Anonymous, thank you for your comments. Yes, you do sound bitter. Why? You “all” are? Who is the “we” you speak of? The people I met in Nkuu didn’t seem bitter. Mr. Urassa is anything but bitter. I wish that I had a facebook account so I could check out that group. I think you may have missed my point about describing the nice houses I saw in Nkuu. I was only offering a comparison with the grass houses I mostly see here in my part of Namibia. I thought that with these descriptions that I was commenting on the Africa they never show you. However, you certainly make a good point: most of what Americans hear about Africa are sad stories. That’s why I find it important to tell the other side (that’s why I included that example about the nice houses). I find it difficult to understand how you interpreted what I wrote about Tanzania to be a sad story.

To be clear, Tanzania, particularly Nkuu and Bweju (Zanzibar), was remarkable. It was beautiful country, full of happy, healthy, and friendly people.
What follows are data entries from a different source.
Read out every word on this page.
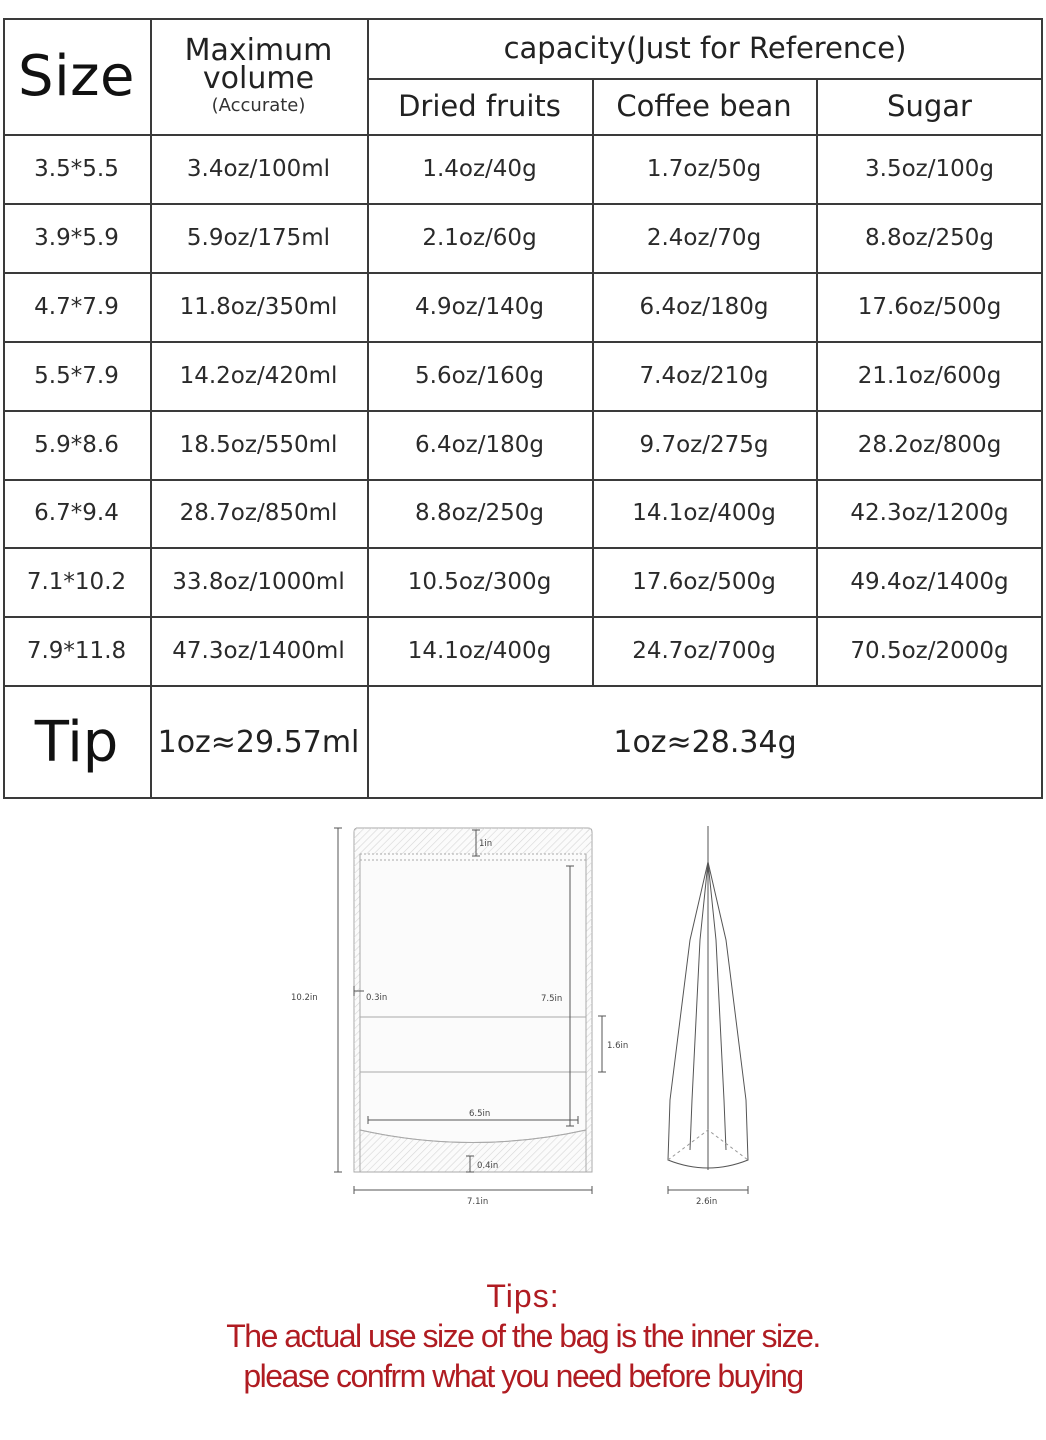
Size	Maximum
volume
(Accurate)
capacity(Just for Reference)
Dried fruits	Coffee bean	Sugar
3.5*5.5	3.4oz/100ml	1.4oz/40g	1.7oz/50g	3.5oz/100g
3.9*5.9	5.9oz/175ml	2.1oz/60g	2.4oz/70g	8.8oz/250g
4.7*7.9	11.8oz/350ml	4.9oz/140g	6.4oz/180g	17.6oz/500g
5.5*7.9	14.2oz/420ml	5.6oz/160g	7.4oz/210g	21.1oz/600g
5.9*8.6	18.5oz/550ml	6.4oz/180g	9.7oz/275g	28.2oz/800g
6.7*9.4	28.7oz/850ml	8.8oz/250g	14.1oz/400g	42.3oz/1200g
7.1*10.2	33.8oz/1000ml	10.5oz/300g	17.6oz/500g	49.4oz/1400g
7.9*11.8	47.3oz/1400ml	14.1oz/400g	24.7oz/700g	70.5oz/2000g
Tip	1oz≈29.57ml	1oz≈28.34g
10.2in
1in
0.3in	7.5in
1.6in
6.5in
0.4in
7.1in	2.6in
Tips:
The actual use size of the bag is the inner size.
please confrm what you need before buying
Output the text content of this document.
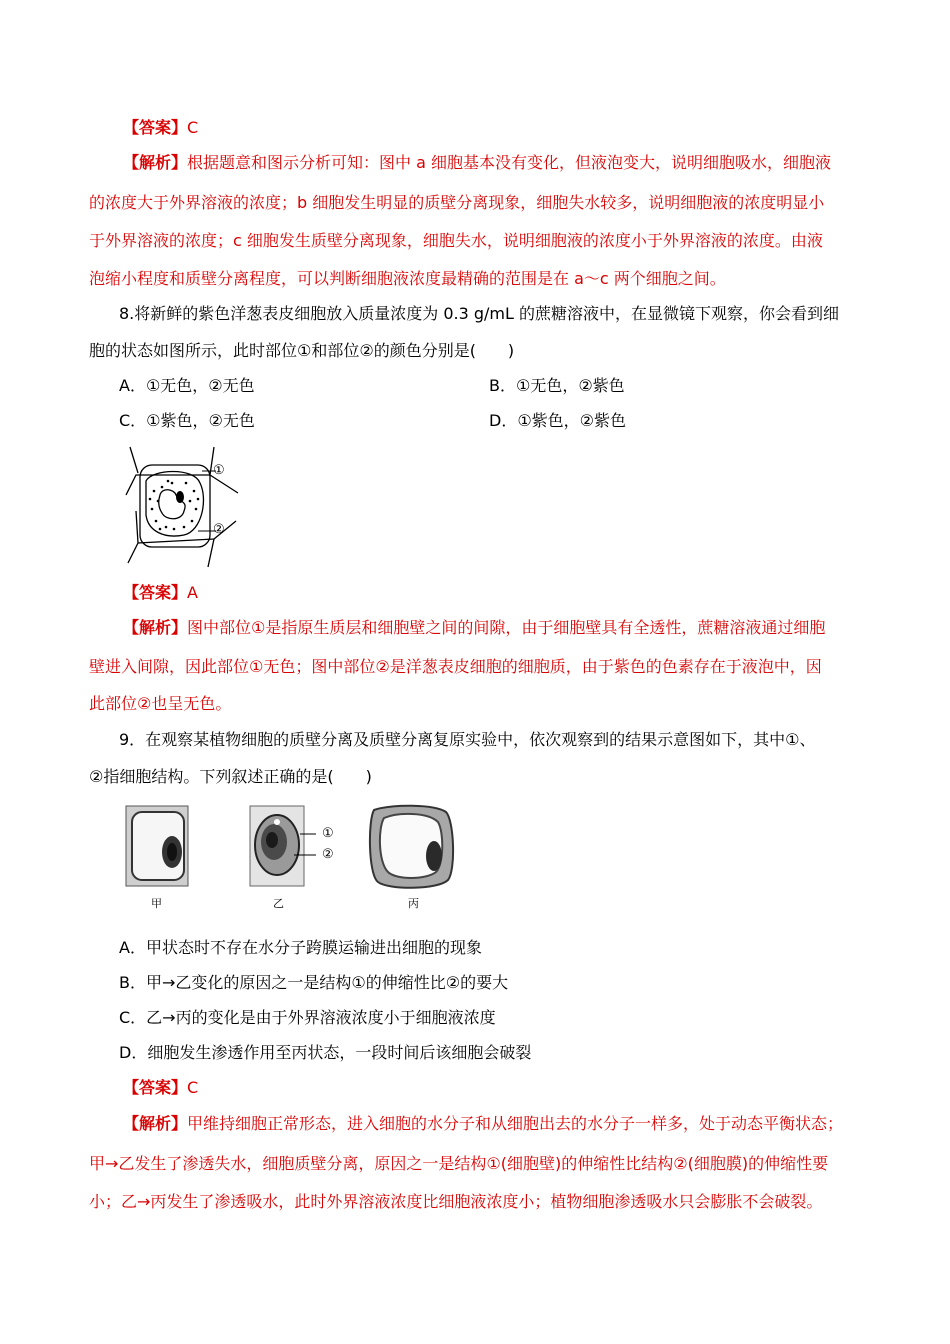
【答案】C
【解析】根据题意和图示分析可知：图中 a 细胞基本没有变化，但液泡变大，说明细胞吸水，细胞液
的浓度大于外界溶液的浓度；b 细胞发生明显的质壁分离现象，细胞失水较多，说明细胞液的浓度明显小
于外界溶液的浓度；c 细胞发生质壁分离现象，细胞失水，说明细胞液的浓度小于外界溶液的浓度。由液
泡缩小程度和质壁分离程度，可以判断细胞液浓度最精确的范围是在 a～c 两个细胞之间。
8.将新鲜的紫色洋葱表皮细胞放入质量浓度为 0.3 g/mL 的蔗糖溶液中，在显微镜下观察，你会看到细
胞的状态如图所示，此时部位①和部位②的颜色分别是(　　)
A．①无色，②无色	B．①无色，②紫色
C．①紫色，②无色	D．①紫色，②紫色
①
②
【答案】A
【解析】图中部位①是指原生质层和细胞壁之间的间隙，由于细胞壁具有全透性，蔗糖溶液通过细胞
壁进入间隙，因此部位①无色；图中部位②是洋葱表皮细胞的细胞质，由于紫色的色素存在于液泡中，因
此部位②也呈无色。
9．在观察某植物细胞的质壁分离及质壁分离复原实验中，依次观察到的结果示意图如下，其中①、
②指细胞结构。下列叙述正确的是(　　)
①
②
甲	乙	丙
A．甲状态时不存在水分子跨膜运输进出细胞的现象
B．甲→乙变化的原因之一是结构①的伸缩性比②的要大
C．乙→丙的变化是由于外界溶液浓度小于细胞液浓度
D．细胞发生渗透作用至丙状态，一段时间后该细胞会破裂
【答案】C
【解析】甲维持细胞正常形态，进入细胞的水分子和从细胞出去的水分子一样多，处于动态平衡状态；
甲→乙发生了渗透失水，细胞质壁分离，原因之一是结构①(细胞壁)的伸缩性比结构②(细胞膜)的伸缩性要
小；乙→丙发生了渗透吸水，此时外界溶液浓度比细胞液浓度小；植物细胞渗透吸水只会膨胀不会破裂。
The hospitality we received from Mr. Urassa (one of my best friends) and his family, much less from random people we met, was unlike anything I’ve ever experienced.
 
You've abused these people's hospitality. Get over yourself!Very few whites mean it when they say they have African friends.
 
This comment just futher proves my point that you are incapable of having an intelligent conversation. I really feel sorry for you. It seems that you must have been wronged in your past to have so much bitterness and hatred in your heart. I hope one day you will be able to get over it because otherwise you are going to live a very sad life.